His most frequent jobs now involve oil changes and work on braking systems.
“And in the summertime it’s the air conditioning,” Fortune added.
A tune-up used to be a pretty routine procedure. Now, Fortune said, it’s one of the most challenging jobs that he is called on to do on a relatively routine basis.
“Most of your SUVs and trucks, it’s just about impossible to get to those things,” Fortune said. “Everything is electronic, so that’s just more stuff to mess up.”
When you’ve been in business for more than four decades, you build a solid client base. Ratliff estimates 90% of his business is repeat business and said he’s been working on vehicles for some of his customers for 40 years.
“I still get new customers,” Ratliff said. “I’ve got one in here (Wednesday), but most of the time it’s repeat stuff.”
Environmental issues have also played a big part in changes made to both vehicles and the operation of his facility. Ratliff said it used to be that he would get paid by someone who would come in and take away his used oil. Now he has to pay to have the spent oil tank pumped out.
“That’s why I had to add a small environmental fee onto my oil changes,” Ratliff said.
Ratliff managed to survive the onset of the COVID-19 crisis but the virus did take its toll.
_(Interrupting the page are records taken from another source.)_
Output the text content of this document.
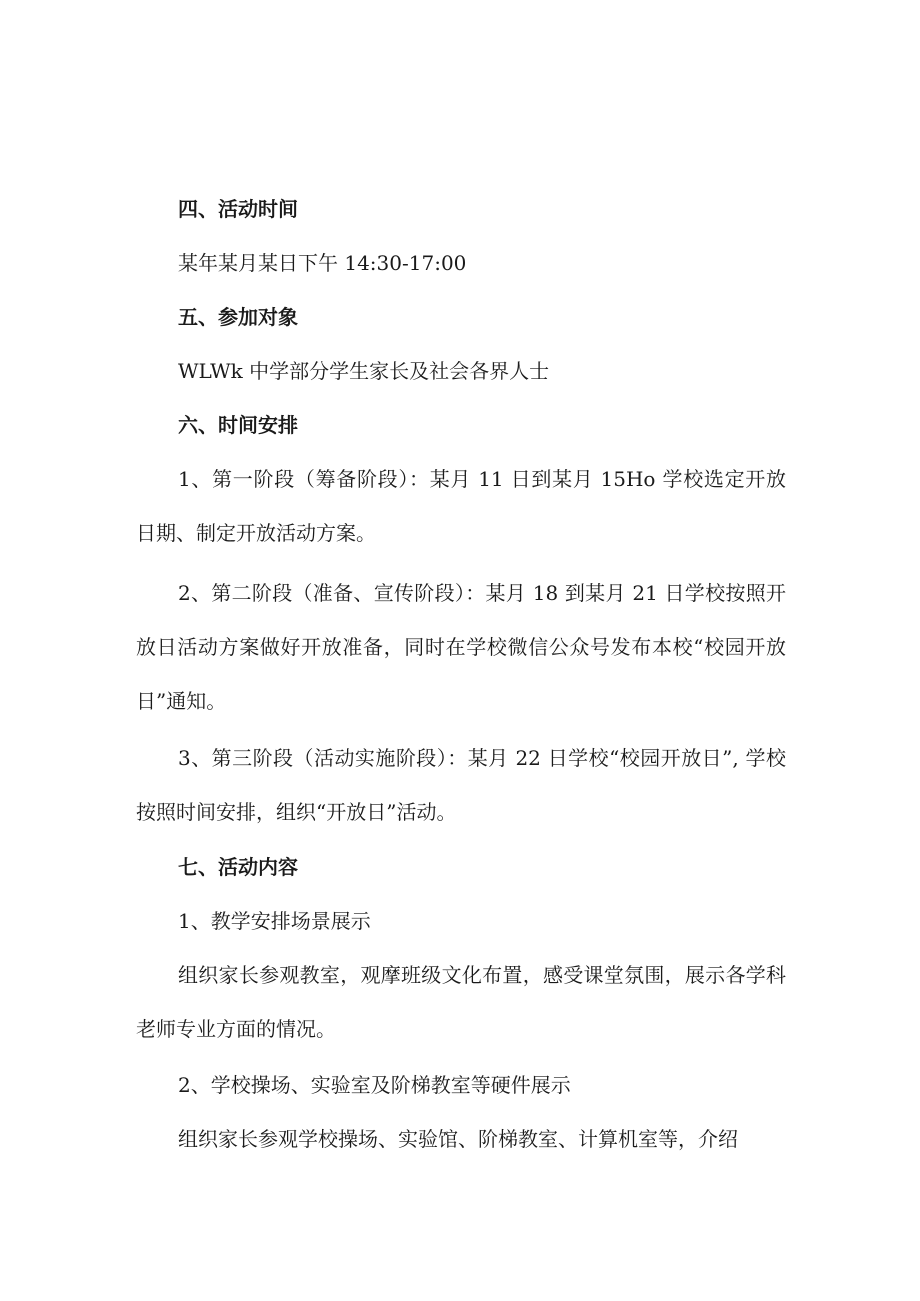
四、活动时间

某年某月某日下午 14:30-17:00

五、参加对象

WLWk 中学部分学生家长及社会各界人士

六、时间安排

1、第一阶段（筹备阶段）：某月 11 日到某月 15Ho 学校选定开放日期、制定开放活动方案。

2、第二阶段（准备、宣传阶段）：某月 18 到某月 21 日学校按照开放日活动方案做好开放准备，同时在学校微信公众号发布本校“校园开放日”通知。

3、第三阶段（活动实施阶段）：某月 22 日学校“校园开放日”, 学校按照时间安排，组织“开放日”活动。

七、活动内容

1、教学安排场景展示

组织家长参观教室，观摩班级文化布置，感受课堂氛围，展示各学科老师专业方面的情况。

2、学校操场、实验室及阶梯教室等硬件展示

组织家长参观学校操场、实验馆、阶梯教室、计算机室等，介绍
“It cut my business probably 80% the first three weeks,” Ratliff said. “We could have done what we had by 10 a.m. and gone home for the rest of the day, because everything around here was shut down.”
Both Fortune and Ratliff said they could not imagine doing anything else.
“I feel like I’m accomplishing something on a daily basis,” Fortune said.
“A pleased customer, that’s the most rewarding thing,” Ratliff said. “But sometimes the next day I’m wondering why do I keep doing it.”